Efthymiou L. Simone Weil vs Université : aspects inédits de l'histoire d'une professeure rebelle (1931-1940). Επιστημονική Επετηρίδα της Φιλοσοφικής Σχολής του Πανεπιστημίου Αθηνών . 2011;ΜΑ:279-295.

Abstract:

Par le biais de l’étude du cas de la professeure de philosophie Simone Weil (1931-1940), cet article s’intéresse à faire émerger un aspect du versant féminin de la transgression des normes au sein de l’Université de l’entre-deux-guerres. Il prend appui sur le point de vue des autorités universitaires tel qu’il se dessine surtout à travers la lecture des documents conservés dans le dossier de carrière de la fonctionnaire. Le présent travail tente aussi d’interpréter, sous un éclairage différent, les faits relatés par ses biographes.
L’analyse prend tout d’abord en considération le double registre de la langue utilisée par l’administration : discrétion dans notices annuelles, libération du langage dans la correspondance. La deuxième partie du travail enregistre les griefs les plus graves formulés contre la philosophe. L'administration fustige, en premier lieu, les rapports que Weil entretient avec ses collègues et sa conduite irrespectueuse à l’égard de sa directrice. On lui reproche en outre de ne pas respecter les programmes officiels et de transformer sa chaire en tribune où elle défend ses idées politiques et sociales : elle viole ainsi le principe de neutralité scolaire. La troisième partie de l’étude nous entraîne sur le terrain des activités militantes de la professeure. Les rapports de police, la correspondance de ses chefs administratifs, des articles de presse, enfin, se réfèrent surtout à sa participation aux grèves ouvrières organisées à la ville du Puy. L’examen du discours déployé dans ces documents révèle que le sexe de la militante gêne davantage que sa fonction : Weil provoque en premier lieu parce qu’elle est femme, donc non citoyenne, et ensuite parce qu’elle est professeure de l’enseignement public.
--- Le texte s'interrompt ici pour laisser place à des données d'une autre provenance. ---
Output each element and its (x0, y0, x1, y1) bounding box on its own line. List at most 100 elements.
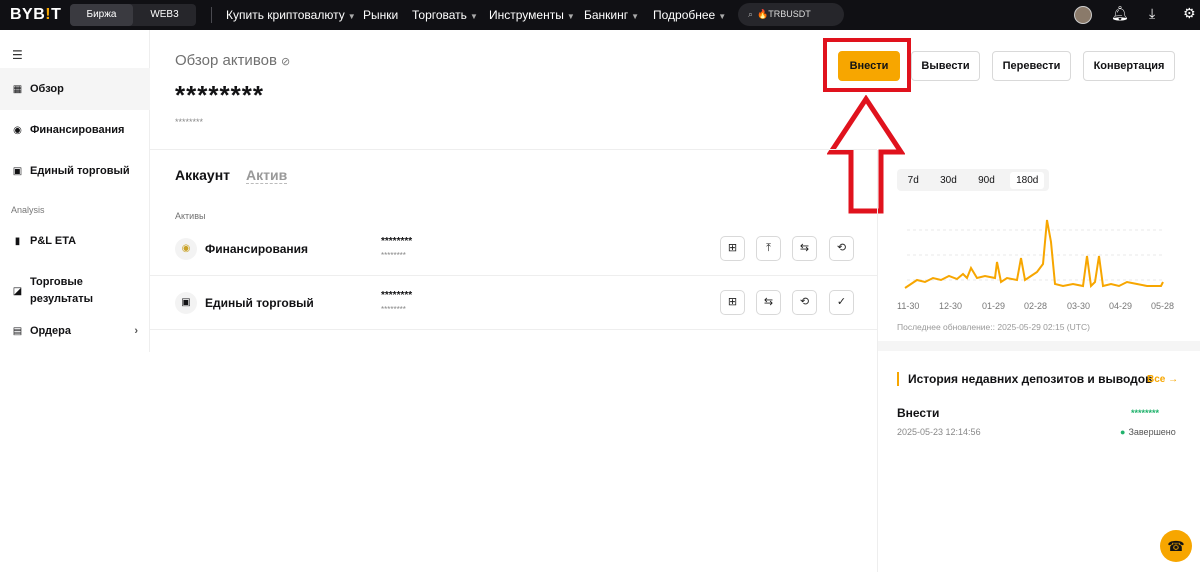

Dans la dernière partie sont mis en évidence les « silences » du dossier de Weil après 1933, ce qui laisse supposer qu’il fut systématiquement dépouillé après cette date. Malgré les vides dans la documentation, les documents repérés laissent percevoir clairement le point de vue de l’administration au sujet de la place de Simone Weil dans l’Université : celle-ci est, à tout moment, présentée comme une intruse, comme une déplacée, une « indésirable ».